Catania, 21 luglio 2025 – Ha preso ufficialmente il via questa mattina, da Piazza Mazzini, icònA – L’arte contemporanea incontra Sant’Agata, un innovativo progetto di arte pubblica e rigenerazione urbana che segna la ripresa delle attività del Comitato per la Festa di Sant’Agata. In collaborazione con l’Associazione Culturale Basaltika, l’iniziativa rappresenta un nuovo e significativo capitolo del rapporto tra cittadinanza, fede e cultura visiva contemporanea.
Il progetto si inserisce nel più ampio programma della Festa Estiva di Sant’Agata, che negli ultimi anni ha assunto un ruolo sempre più rilevante nella vita civile e spirituale della città. In vista del 900° anniversario della traslazione delle reliquie, previsto per il 2026, icònA vuole restituire alla Santa Patrona il suo valore di icona popolare, simbolo identitario e catalizzatore di senso civico.
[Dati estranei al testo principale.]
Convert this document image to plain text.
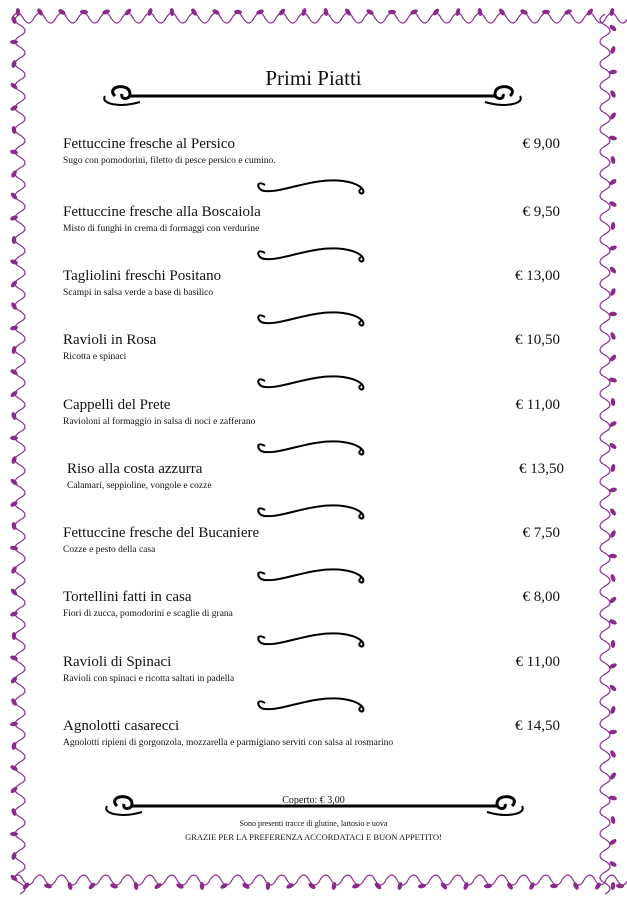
Primi Piatti
Fettuccine fresche al Persico	€ 9,00
Sugo con pomodorini, filetto di pesce persico e cumino.
Fettuccine fresche alla Boscaiola	€ 9,50
Misto di funghi in crema di formaggi con verdurine
Tagliolini freschi Positano	€ 13,00
Scampi in salsa verde a base di basilico
Ravioli in Rosa	€ 10,50
Ricotta e spinaci
Cappelli del Prete	€ 11,00
Ravioloni al formaggio in salsa di noci e zafferano
Riso alla costa azzurra	€ 13,50
Calamari, seppioline, vongole e cozze
Fettuccine fresche del Bucaniere	€ 7,50
Cozze e pesto della casa
Tortellini fatti in casa	€ 8,00
Fiori di zucca, pomodorini e scaglie di grana
Ravioli di Spinaci	€ 11,00
Ravioli con spinaci e ricotta saltati in padella
Agnolotti casarecci	€ 14,50
Agnolotti ripieni di gorgonzola, mozzarella e parmigiano serviti con salsa al rosmarino
Coperto: € 3,00
Sono presenti tracce di glutine, lattosio e uova
GRAZIE PER LA PREFERENZA ACCORDATACI E BUON APPETITO!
Un’opera collettiva diffusa nella città
Curato da Basaltika – associazione attiva nella promozione della cultura visiva e dei linguaggi dell’arte contemporanea – il progetto coinvolge nove artisti siciliani chiamati a reinterpretare l’immagine del busto reliquiario di Sant’Agata attraverso stili e tecniche personali, fondendo tradizione e sperimentazione. Le opere sono state trasformate in edicole votive contemporanee, impaginate graficamente con i colori storici degli stendardi agatini e affisse in 20 punti strategici del centro storico di Catania.
Gli artisti coinvolti: Giovanna Brogna, Alice Grassi, Maurizio Pometti, Cetty Previtera, Alice Valenti, Giuseppe Livio, Santo Pappalardo, Giorgio Di Stefano e Filippa Sant’Angelo.
Un gesto artistico contro l’incuria urbana
Le installazioni, distribuite nel tessuto urbano, rappresentano un’azione concreta di riqualificazione e contrasto al degrado, inserendosi nella campagna civica CATANIA È CASA, promossa dal Comitato agatino. Il progetto è pensato per essere accessibile anche da remoto: ciascuna installazione è dotata di QR code che permette di consultare una mappa digitale e approfondire il significato delle singole opere.
Il titolo iconA’ trae ispirazione dalla storica iscrizione latina scolpita sul Palazzo degli Elefanti:
“Noli offendere Patriam Agathae quia ultrix iniuriarum est”
(“Non offendere la patria di Agata, perché essa vendica le ingiustizie”),
rievocando il ruolo spirituale e morale della Santa come protettrice della città contro ogni forma di abbandono, incuria e ingiustizia.




Una festa che parla alla città intera
Presentato in anteprima dal Presidente del Comitato, Dott. Carmelo Grasso, e dalla presidente dell’Associazione Basaltika, Oriana Tabacco, insieme al Main Sponsor dell’iniziativa Attilio Cappellani, icònA si propone come un gesto collettivo di cura, arte e memoria, in cui la figura di Sant’Agata torna a essere, nel cuore dei cittadini, guida spirituale e simbolo di appartenenza.
Il progetto culminerà a febbraio 2026 con una mostra collettiva che riunirà tutte le opere originali, in occasione delle celebrazioni ufficiali agatine.